Another recent survey, by the bdi, of 600 medium-sized companies found that almost one in ten interrupted or reduced output because of high input costs. More than nine in ten said that rocketing prices of energy and raw materials is a big or existential challenge. One in five is thinking about transferring part or all of their production to another country. Two-fifths said investments in greener production methods will have to wait.
Bigger energy-intensive business such as chemicals or steel face a similar predicament, exacerbated by the need to compete with rivals in other countries where the cost of energy is lower. basf, a chemicals giant which uses natural gas for both energy and as an input, has already cut production and may need to slash it further. Thyssenkrupp, another big steelmaker, has lost half its market value since January.
Big multinational companies often have factories in other countries where energy is cheaper. But many, including basf, with its vast city-sized complex in Ludwigshafen, nevertheless continue to produce a lot at home. Even if costs of raw materials moderate, as some have begun to, and the government comes to the rescue with energy-related support, as it has vowed, cost pressures will not disappear. In particular, companies are bracing for a brutal round of annual wage negotiations with Germany’s powerful unions. Those between ig Metall, Germany’s biggest union, and employers in the mighty car industry, are about to kick off. “The ig Metall will not accept anything below an 8% increase,” predicts Ferdinand Dudenhöffer of the Centre Automotive Research, a think-tank.

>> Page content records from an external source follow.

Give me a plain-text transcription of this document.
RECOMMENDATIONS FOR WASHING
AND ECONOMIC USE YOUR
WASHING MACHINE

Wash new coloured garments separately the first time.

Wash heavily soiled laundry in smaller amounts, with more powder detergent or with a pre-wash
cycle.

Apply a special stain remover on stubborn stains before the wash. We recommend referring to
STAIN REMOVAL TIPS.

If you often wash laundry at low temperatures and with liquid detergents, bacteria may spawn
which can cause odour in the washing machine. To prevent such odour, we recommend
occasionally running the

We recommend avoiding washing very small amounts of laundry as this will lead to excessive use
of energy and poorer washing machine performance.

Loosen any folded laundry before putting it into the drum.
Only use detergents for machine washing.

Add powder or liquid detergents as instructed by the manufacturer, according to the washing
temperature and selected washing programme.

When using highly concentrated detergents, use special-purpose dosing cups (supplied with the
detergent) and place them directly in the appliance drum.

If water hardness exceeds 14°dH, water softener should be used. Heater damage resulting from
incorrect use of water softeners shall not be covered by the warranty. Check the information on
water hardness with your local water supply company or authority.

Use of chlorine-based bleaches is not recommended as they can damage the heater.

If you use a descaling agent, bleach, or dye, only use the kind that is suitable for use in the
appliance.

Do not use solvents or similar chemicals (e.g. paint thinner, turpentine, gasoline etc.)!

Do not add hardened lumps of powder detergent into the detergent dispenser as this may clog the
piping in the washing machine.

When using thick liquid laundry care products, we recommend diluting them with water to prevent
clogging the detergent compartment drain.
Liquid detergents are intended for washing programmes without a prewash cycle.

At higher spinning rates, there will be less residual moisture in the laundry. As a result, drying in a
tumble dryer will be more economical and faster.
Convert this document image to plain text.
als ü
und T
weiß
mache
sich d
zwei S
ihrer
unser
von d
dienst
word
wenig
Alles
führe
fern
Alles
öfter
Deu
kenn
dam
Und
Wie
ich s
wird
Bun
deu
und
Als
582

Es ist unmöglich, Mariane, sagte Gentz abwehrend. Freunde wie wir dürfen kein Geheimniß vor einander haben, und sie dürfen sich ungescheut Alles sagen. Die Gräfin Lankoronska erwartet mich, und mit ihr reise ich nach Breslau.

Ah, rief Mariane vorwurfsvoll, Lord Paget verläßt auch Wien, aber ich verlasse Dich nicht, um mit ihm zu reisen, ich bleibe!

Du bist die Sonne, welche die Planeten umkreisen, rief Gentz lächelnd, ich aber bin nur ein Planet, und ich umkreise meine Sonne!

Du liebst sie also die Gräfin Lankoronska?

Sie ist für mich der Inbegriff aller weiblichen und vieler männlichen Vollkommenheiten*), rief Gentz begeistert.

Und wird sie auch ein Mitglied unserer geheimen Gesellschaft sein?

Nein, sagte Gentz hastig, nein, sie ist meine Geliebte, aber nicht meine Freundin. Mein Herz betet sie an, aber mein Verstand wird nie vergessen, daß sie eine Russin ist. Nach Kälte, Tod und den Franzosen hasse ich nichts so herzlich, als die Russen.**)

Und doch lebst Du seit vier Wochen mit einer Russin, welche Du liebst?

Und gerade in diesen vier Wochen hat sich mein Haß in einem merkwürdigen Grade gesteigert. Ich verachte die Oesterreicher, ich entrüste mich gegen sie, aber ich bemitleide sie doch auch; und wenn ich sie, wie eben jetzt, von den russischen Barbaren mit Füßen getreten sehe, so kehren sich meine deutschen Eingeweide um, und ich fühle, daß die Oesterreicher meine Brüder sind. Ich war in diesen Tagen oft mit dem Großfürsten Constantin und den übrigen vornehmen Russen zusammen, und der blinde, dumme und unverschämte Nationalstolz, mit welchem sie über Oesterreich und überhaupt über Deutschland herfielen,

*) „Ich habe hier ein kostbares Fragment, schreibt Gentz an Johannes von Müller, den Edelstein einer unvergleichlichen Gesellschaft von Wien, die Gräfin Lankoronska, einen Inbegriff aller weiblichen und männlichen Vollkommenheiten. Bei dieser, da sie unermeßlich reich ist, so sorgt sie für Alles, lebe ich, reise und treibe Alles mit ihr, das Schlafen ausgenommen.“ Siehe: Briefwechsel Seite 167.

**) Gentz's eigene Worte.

The higher costs are becoming harder to pass on to consumers. Hakle, a big maker of loo paper, has filed for insolvency after being unable to pass onto clients the huge increase of production costs. After several fat years, carmakers’ order books are thinning as inflation burns a hole in car buyers’ wallets. The next two or three years will be very lean, predicts Mr Dudenhöffer. Car companies cannot easily modify production processes. Instead, they will cut costs by slashing spending on administration, and research and development. As with the Mittelstand, the car industry’s belated efforts to reimagine itself for an era of electric and self-driving cars are likely to suffer a setback as a result. Some will probably relocate production to lower-cost countries.
Holger Schmieding, chief economist of Berenberg, a private bank, predicts that, with energy prices likely to remain high for a while, 2-3% of Germany’s industrial companies that use energy-intensive production processes will relocate aboard. A higher share of industrial firms will reduce their production this winter and next. ArcelorMittal, another steel behemoth, has announced plans to close down two mills in northern Germany and put employees on furlough. Stickstoffwerke Piesteritz, Germany’s largest producer of ammonia and urea, two important chemical inputs, shut down its ammonia factories in Saxony-Anhalt.
In a demonstration of how such moves ripple through supply chains, the shutdown has triggered an shortage of AdBlue, a basf product that is crucial for cleaning the engines of the diesel trucks that help connect Germany to markets abroad. Stefan Kooths of the Kiel institute forewarns of “an economic avalanche is rolling towards Germany”. Before long the reverberations will be felt by German companies’ global customers.